Methods: Between Aug/2005 and September /2010, 104 patients were submitted to the Ross Operation with decellularized allografts. Mean age was 32±13 years and 81% were males. Mean clinical follow-up was 34 months (1-60). The allografts were decellularized with a 0,1% SDS solution. Mean allograft diameter was 25mm, corresponding to a mean z-value of 0,22. Valvular dysfunction was defined as a peak gradient > 50 mmHg, pulmonary insufficiency ≥ moderate and/or if reoperation for any cause was necessary. For comparison, a matched control group of 100 patients with cryopreserved allografts were analysed. By linear regression, we identified risk factors associated with the ocurrence of elevated late peak gradients on the allografts.

 

Results: Early mortality was 0.9%, and late survival was 98% at 5 years.
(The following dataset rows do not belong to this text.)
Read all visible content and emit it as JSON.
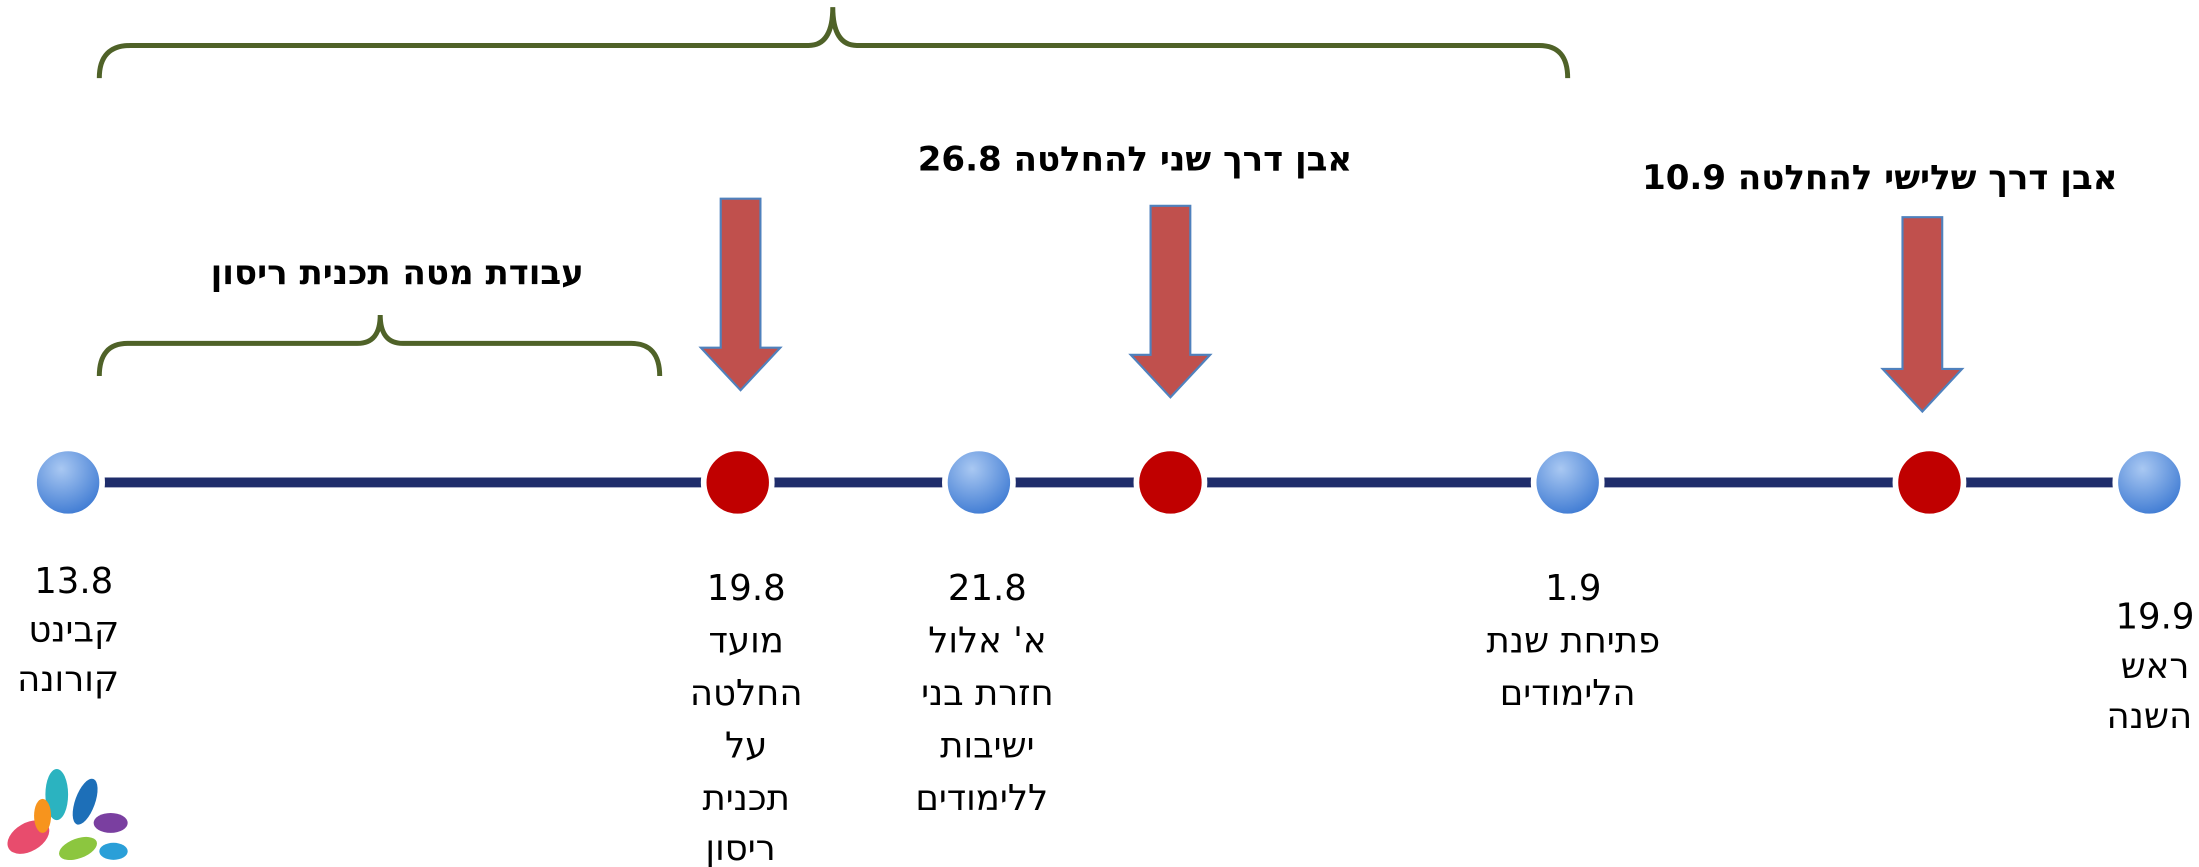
{
  "top_labels": {
    "staff_work": "עבודת מטה תכנית ריסון",
    "milestone_2": "אבן דרך שני להחלטה 26.8",
    "milestone_3": "אבן דרך שלישי להחלטה 10.9"
  },
  "nodes": [
    {
      "lines": [
        "13.8",
        "קבינט",
        "קורונה"
      ]
    },
    {
      "lines": [
        "19.8",
        "מועד",
        "החלטה",
        "על",
        "תכנית",
        "ריסון"
      ]
    },
    {
      "lines": [
        "21.8",
        "א' אלול",
        "חזרת בני",
        "ישיבות",
        "ללימודים"
      ]
    },
    {
      "lines": [
        "1.9",
        "פתיחת שנת",
        "הלימודים"
      ]
    },
    {
      "lines": [
        "19.9",
        "ראש",
        "השנה"
      ]
    }
  ]
}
Pulmonary valve endocarditis, peak gradient above 50 mmHg and moderate pulmonary insufficiency ocurred in one instance each. Freedom from pulmonary valve dysfunction at 5 years was 94% for decellularized allografts and 82% for the cryopreserved group. Late pulmonary valve gradients were significantly lower in the decellularized group when compared with the controls. The only risk factor associated with increased gradients with the decellularized valves was usage of allografts with a z-value < - 0,5. Furthermore, usage of decellularized allografts neutralized other risk factors associated with increased late gradients in the cryopreserved group, such as age and ABO compatibility.

 

Conclusions: The mid-term results of decellularized allografts for RVOT reconstruction during the Ross Operation were superior when compared with the conventional cryopreserved group.